C. L. — En 2011, Claude Mineraud rejoint les éditions et décide de restructurer la maison de fond en comble. La forme juridique de la société est modifiée. Nous passons d’une SARL à une SAS, Claude Mineraud devient le président, moi-même la directrice générale et Parcídio Gonçalves le secrétaire général. C’est à cette période que nous dénonçons le contrat de diffusion avec Volumen et créons notre propre structure avec neuf délégués qui viennent présenter nos livres directement en librairie. Il s’agit pour nous de défendre notre production, mais aussi d’inviter d’autres éditeurs à intégrer cette structure de diffusion. Le but recherché est la défense de textes et de maisons de qualité, tout en s’efforçant de parvenir à un équilibre financier.

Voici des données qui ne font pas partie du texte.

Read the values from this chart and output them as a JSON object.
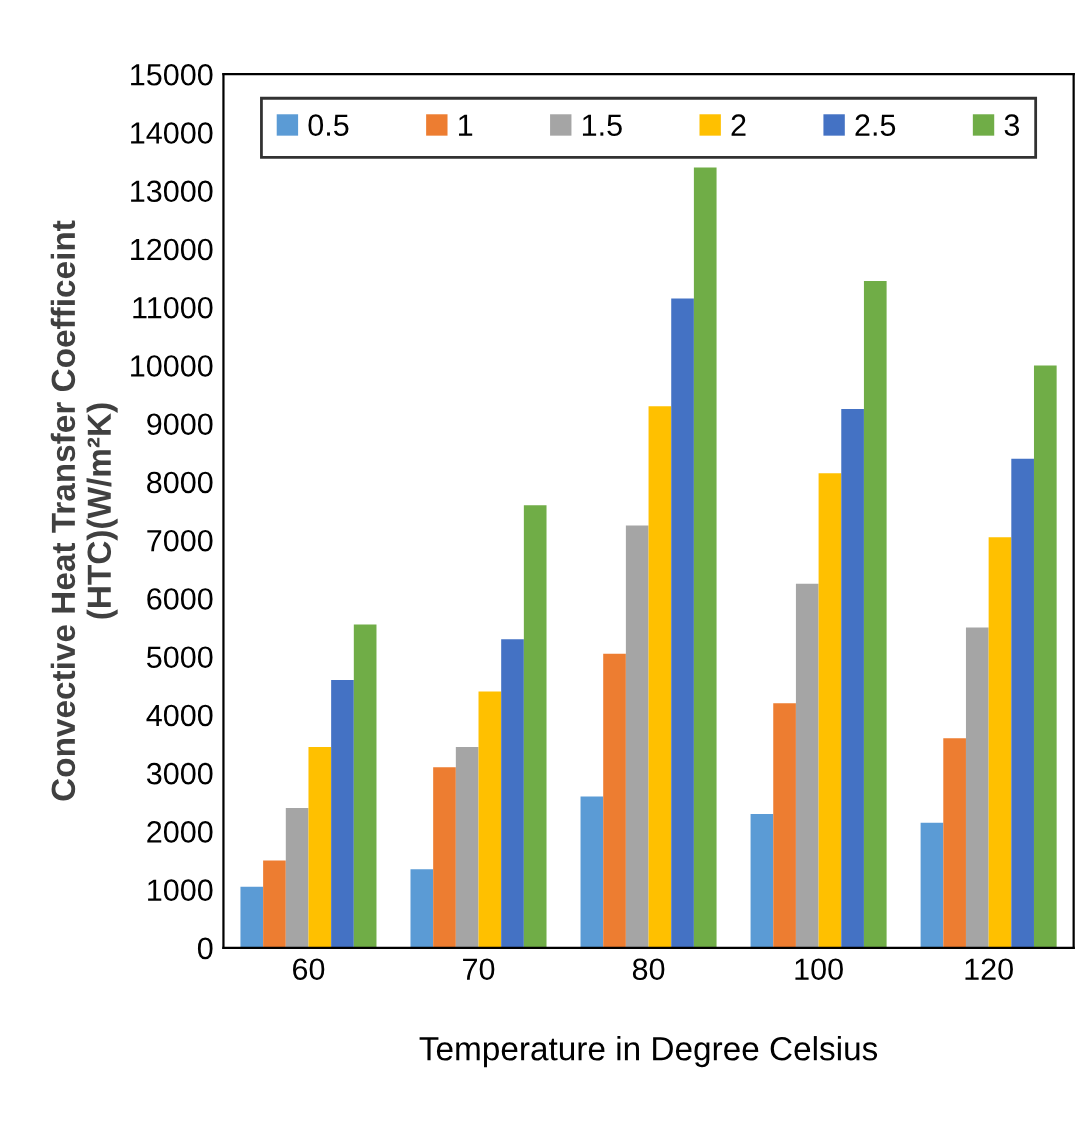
{
  "chart_data": {
    "type": "bar",
    "xlabel": "Temperature in Degree Celsius",
    "ylabel": "Convective Heat Transfer Coefficeint\n(HTC)(W/m²K)",
    "categories": [
      "60",
      "70",
      "80",
      "100",
      "120"
    ],
    "series": [
      {
        "name": "0.5",
        "color": "#5b9bd5",
        "values": [
          1050,
          1350,
          2600,
          2300,
          2150
        ]
      },
      {
        "name": "1",
        "color": "#ed7d31",
        "values": [
          1500,
          3100,
          5050,
          4200,
          3600
        ]
      },
      {
        "name": "1.5",
        "color": "#a5a5a5",
        "values": [
          2400,
          3450,
          7250,
          6250,
          5500
        ]
      },
      {
        "name": "2",
        "color": "#ffc000",
        "values": [
          3450,
          4400,
          9300,
          8150,
          7050
        ]
      },
      {
        "name": "2.5",
        "color": "#4472c4",
        "values": [
          4600,
          5300,
          11150,
          9250,
          8400
        ]
      },
      {
        "name": "3",
        "color": "#70ad47",
        "values": [
          5550,
          7600,
          13400,
          11450,
          10000
        ]
      }
    ],
    "ylim": [
      0,
      15000
    ],
    "yticks": [
      0,
      1000,
      2000,
      3000,
      4000,
      5000,
      6000,
      7000,
      8000,
      9000,
      10000,
      11000,
      12000,
      13000,
      14000,
      15000
    ],
    "grid": false,
    "legend": "top"
  }
}
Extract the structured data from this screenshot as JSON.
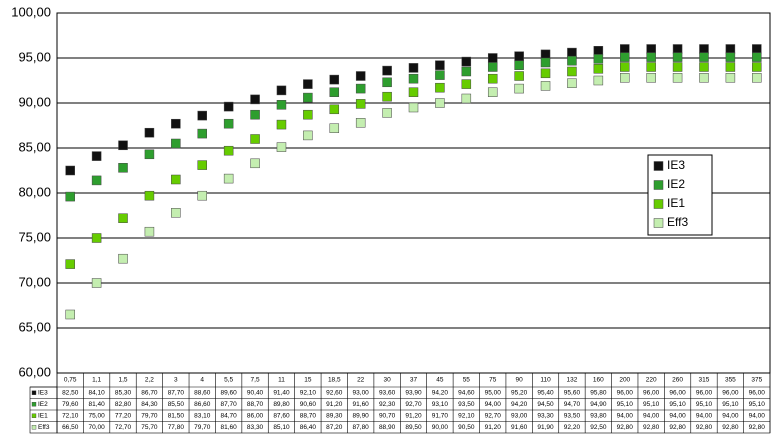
{
  "chart_data": {
    "type": "scatter",
    "categories": [
      "0,75",
      "1,1",
      "1,5",
      "2,2",
      "3",
      "4",
      "5,5",
      "7,5",
      "11",
      "15",
      "18,5",
      "22",
      "30",
      "37",
      "45",
      "55",
      "75",
      "90",
      "110",
      "132",
      "160",
      "200",
      "220",
      "260",
      "315",
      "355",
      "375"
    ],
    "series": [
      {
        "name": "IE3",
        "color": "#111111",
        "values": [
          82.5,
          84.1,
          85.3,
          86.7,
          87.7,
          88.6,
          89.6,
          90.4,
          91.4,
          92.1,
          92.6,
          93.0,
          93.6,
          93.9,
          94.2,
          94.6,
          95.0,
          95.2,
          95.4,
          95.6,
          95.8,
          96.0,
          96.0,
          96.0,
          96.0,
          96.0,
          96.0
        ],
        "value_labels": [
          "82,50",
          "84,10",
          "85,30",
          "86,70",
          "87,70",
          "88,60",
          "89,60",
          "90,40",
          "91,40",
          "92,10",
          "92,60",
          "93,00",
          "93,60",
          "93,90",
          "94,20",
          "94,60",
          "95,00",
          "95,20",
          "95,40",
          "95,60",
          "95,80",
          "96,00",
          "96,00",
          "96,00",
          "96,00",
          "96,00",
          "96,00"
        ]
      },
      {
        "name": "IE2",
        "color": "#2e9e2e",
        "values": [
          79.6,
          81.4,
          82.8,
          84.3,
          85.5,
          86.6,
          87.7,
          88.7,
          89.8,
          90.6,
          91.2,
          91.6,
          92.3,
          92.7,
          93.1,
          93.5,
          94.0,
          94.2,
          94.5,
          94.7,
          94.9,
          95.1,
          95.1,
          95.1,
          95.1,
          95.1,
          95.1
        ],
        "value_labels": [
          "79,60",
          "81,40",
          "82,80",
          "84,30",
          "85,50",
          "86,60",
          "87,70",
          "88,70",
          "89,80",
          "90,60",
          "91,20",
          "91,60",
          "92,30",
          "92,70",
          "93,10",
          "93,50",
          "94,00",
          "94,20",
          "94,50",
          "94,70",
          "94,90",
          "95,10",
          "95,10",
          "95,10",
          "95,10",
          "95,10",
          "95,10"
        ]
      },
      {
        "name": "IE1",
        "color": "#66cc00",
        "values": [
          72.1,
          75.0,
          77.2,
          79.7,
          81.5,
          83.1,
          84.7,
          86.0,
          87.6,
          88.7,
          89.3,
          89.9,
          90.7,
          91.2,
          91.7,
          92.1,
          92.7,
          93.0,
          93.3,
          93.5,
          93.8,
          94.0,
          94.0,
          94.0,
          94.0,
          94.0,
          94.0
        ],
        "value_labels": [
          "72,10",
          "75,00",
          "77,20",
          "79,70",
          "81,50",
          "83,10",
          "84,70",
          "86,00",
          "87,60",
          "88,70",
          "89,30",
          "89,90",
          "90,70",
          "91,20",
          "91,70",
          "92,10",
          "92,70",
          "93,00",
          "93,30",
          "93,50",
          "93,80",
          "94,00",
          "94,00",
          "94,00",
          "94,00",
          "94,00",
          "94,00"
        ]
      },
      {
        "name": "Eff3",
        "color": "#c4eeb0",
        "values": [
          66.5,
          70.0,
          72.7,
          75.7,
          77.8,
          79.7,
          81.6,
          83.3,
          85.1,
          86.4,
          87.2,
          87.8,
          88.9,
          89.5,
          90.0,
          90.5,
          91.2,
          91.6,
          91.9,
          92.2,
          92.5,
          92.8,
          92.8,
          92.8,
          92.8,
          92.8,
          92.8
        ],
        "value_labels": [
          "66,50",
          "70,00",
          "72,70",
          "75,70",
          "77,80",
          "79,70",
          "81,60",
          "83,30",
          "85,10",
          "86,40",
          "87,20",
          "87,80",
          "88,90",
          "89,50",
          "90,00",
          "90,50",
          "91,20",
          "91,60",
          "91,90",
          "92,20",
          "92,50",
          "92,80",
          "92,80",
          "92,80",
          "92,80",
          "92,80",
          "92,80"
        ]
      }
    ],
    "ylim": [
      60,
      100
    ],
    "yticks": [
      {
        "value": 60,
        "label": "60,00"
      },
      {
        "value": 65,
        "label": "65,00"
      },
      {
        "value": 70,
        "label": "70,00"
      },
      {
        "value": 75,
        "label": "75,00"
      },
      {
        "value": 80,
        "label": "80,00"
      },
      {
        "value": 85,
        "label": "85,00"
      },
      {
        "value": 90,
        "label": "90,00"
      },
      {
        "value": 95,
        "label": "95,00"
      },
      {
        "value": 100,
        "label": "100,00"
      }
    ],
    "grid": true,
    "legend": "right"
  }
}
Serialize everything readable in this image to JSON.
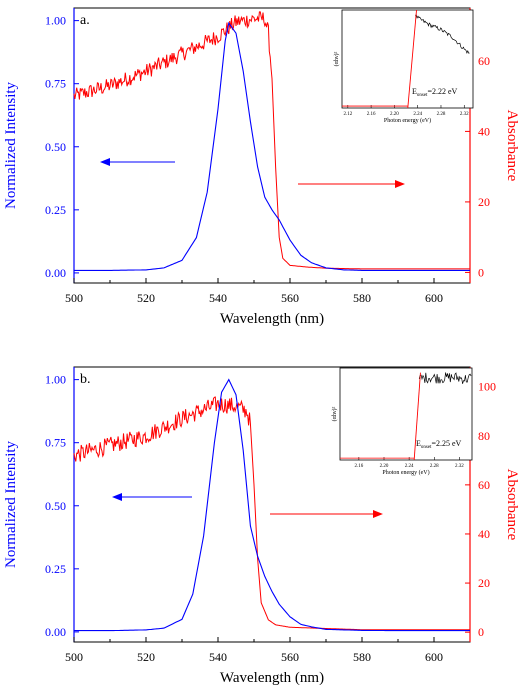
{
  "colors": {
    "emission": "#0000ff",
    "absorbance": "#ff0000",
    "inset_fit": "#ff0000",
    "inset_data": "#000000",
    "axis": "#000000"
  },
  "chart_data": [
    {
      "type": "line",
      "panel_label": "a.",
      "xlabel": "Wavelength (nm)",
      "ylabel_left": "Normalized Intensity",
      "ylabel_right": "Absorbance",
      "xlim": [
        500,
        610
      ],
      "ylim_left": [
        -0.04,
        1.05
      ],
      "ylim_right": [
        -3,
        75
      ],
      "x_ticks": [
        "500",
        "520",
        "540",
        "560",
        "580",
        "600"
      ],
      "y_ticks_left": [
        "0.00",
        "0.25",
        "0.50",
        "0.75",
        "1.00"
      ],
      "y_ticks_right": [
        "0",
        "20",
        "40",
        "60"
      ],
      "arrows": [
        "left",
        "right"
      ],
      "series": [
        {
          "axis": "left",
          "x": [
            500,
            510,
            520,
            525,
            530,
            534,
            537,
            540,
            542,
            543,
            545,
            547,
            549,
            551,
            553,
            555,
            557,
            560,
            563,
            566,
            570,
            575,
            580,
            590,
            600,
            610
          ],
          "values": [
            0.01,
            0.01,
            0.012,
            0.02,
            0.05,
            0.14,
            0.32,
            0.65,
            0.92,
            0.99,
            0.95,
            0.8,
            0.6,
            0.42,
            0.3,
            0.25,
            0.21,
            0.13,
            0.07,
            0.04,
            0.02,
            0.012,
            0.01,
            0.01,
            0.01,
            0.01
          ]
        },
        {
          "axis": "right",
          "x": [
            500,
            510,
            520,
            530,
            540,
            545,
            550,
            553,
            554,
            555,
            556,
            557,
            558,
            560,
            565,
            570,
            580,
            600,
            610
          ],
          "values": [
            50,
            53,
            57,
            62,
            67,
            71,
            72,
            72,
            68,
            55,
            30,
            10,
            4,
            2,
            1.5,
            1.2,
            1,
            1,
            1
          ]
        }
      ],
      "inset": {
        "ylabel": "(αhν)²",
        "xlabel": "Photon energy (eV)",
        "annotation": "E",
        "annotation_sub": "onset",
        "annotation_value": "=2.22 eV",
        "x_ticks": [
          "2.12",
          "2.16",
          "2.20",
          "2.24",
          "2.28",
          "2.32"
        ],
        "xlim": [
          2.11,
          2.335
        ],
        "ylim": [
          0,
          1
        ],
        "fit": {
          "x": [
            2.223,
            2.238
          ],
          "y": [
            0,
            1
          ]
        },
        "data": {
          "x": [
            2.236,
            2.24,
            2.26,
            2.28,
            2.3,
            2.32,
            2.33
          ],
          "y": [
            0.95,
            0.92,
            0.85,
            0.8,
            0.72,
            0.6,
            0.55
          ]
        }
      }
    },
    {
      "type": "line",
      "panel_label": "b.",
      "xlabel": "Wavelength (nm)",
      "ylabel_left": "Normalized Intensity",
      "ylabel_right": "Absorbance",
      "xlim": [
        500,
        610
      ],
      "ylim_left": [
        -0.04,
        1.05
      ],
      "ylim_right": [
        -4,
        108
      ],
      "x_ticks": [
        "500",
        "520",
        "540",
        "560",
        "580",
        "600"
      ],
      "y_ticks_left": [
        "0.00",
        "0.25",
        "0.50",
        "0.75",
        "1.00"
      ],
      "y_ticks_right": [
        "0",
        "20",
        "40",
        "60",
        "80",
        "100"
      ],
      "arrows": [
        "left",
        "right"
      ],
      "series": [
        {
          "axis": "left",
          "x": [
            500,
            510,
            520,
            525,
            530,
            533,
            536,
            539,
            541,
            543,
            545,
            547,
            549,
            551,
            553,
            555,
            557,
            560,
            563,
            566,
            570,
            575,
            580,
            590,
            600,
            610
          ],
          "values": [
            0.005,
            0.005,
            0.008,
            0.015,
            0.05,
            0.15,
            0.38,
            0.75,
            0.95,
            1.0,
            0.94,
            0.72,
            0.42,
            0.3,
            0.22,
            0.16,
            0.11,
            0.06,
            0.03,
            0.02,
            0.01,
            0.008,
            0.006,
            0.005,
            0.005,
            0.005
          ]
        },
        {
          "axis": "right",
          "x": [
            500,
            510,
            520,
            530,
            540,
            545,
            548,
            549,
            550,
            551,
            552,
            554,
            556,
            560,
            570,
            580,
            600,
            610
          ],
          "values": [
            72,
            76,
            80,
            87,
            93,
            92,
            90,
            85,
            60,
            30,
            12,
            5,
            3,
            2,
            1.5,
            1,
            1,
            1
          ]
        }
      ],
      "inset": {
        "ylabel": "(αhν)²",
        "xlabel": "Photon energy (eV)",
        "annotation": "E",
        "annotation_sub": "onset",
        "annotation_value": "=2.25 eV",
        "x_ticks": [
          "2.16",
          "2.20",
          "2.24",
          "2.28",
          "2.32"
        ],
        "xlim": [
          2.13,
          2.34
        ],
        "ylim": [
          0,
          1
        ],
        "fit": {
          "x": [
            2.248,
            2.258
          ],
          "y": [
            0,
            0.95
          ]
        },
        "data": {
          "x": [
            2.256,
            2.27,
            2.29,
            2.31,
            2.33,
            2.34
          ],
          "y": [
            0.88,
            0.9,
            0.89,
            0.9,
            0.88,
            0.9
          ]
        }
      }
    }
  ]
}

Page — Quels sont vos projets d’avenir ?
C. L. — Nous en avons entrepris de nombreux ! La collection « Minos », par exemple, a une nouvelle maquette. Cette collection reflète l’esprit initial et le fonds de La Différence. Nous allons d’ailleurs publier prochainement dans cette collection trois titres qui étaient épuisés : Capillaria ou Le pays des femmes de Frigyes Karinthy, Gros Temps sur l’archipel de Vitorino Némésio et La Fièvre de l’or de Narcis Oller. Nous allons aussi maintenir et développer notre collection politique pour coller au plus près des questions d’actualité. Nous avons également la volonté de publier des livres susceptibles de rencontrer un plus large public. C’est avec bonheur que nous publions deux textes forts avant l’été : le dernier livre de Régine Deforges, La Bergère d’Ivry, et Trop de Jean-Louis Fournier. Je salue ces deux œuvres très différentes, qui ont toutefois en commun leur grande liberté de ton. Et puis, l’autre moment fort, c’est la rentrée littéraire. Deux romans sont au programme. Celui de Jean Pérol, La Djouille, qui avait déjà publié Le Soleil se couche à Nippori. Ce nouveau texte a été fortement inspiré et influencé par les quelques années que l’auteur a passées en Afghanistan. Il s’agit d’un très touchant hymne à la liberté et à la poésie. Un homme, sorte de misanthrope, vit presque retiré du monde. Un jour, un jeune homme se propose de venir l’aider à effectuer de menus travaux sur sa propriété. De cette rencontre naîtra une amitié qui permettra au vieux professeur de revivre en souvenir les années passées en Afghanistan. C’est un texte bouleversant. Nous publions également un texte de l’auteur belge Tom Lanoye. Je souligne que Tom Lanoye est un « phénomène » qui sait séduire et capter son public. Porté par un ton grinçant et décalé, Troisièmes Noces aborde le thème du mariage blanc. C’est puissant, parfois glaçant.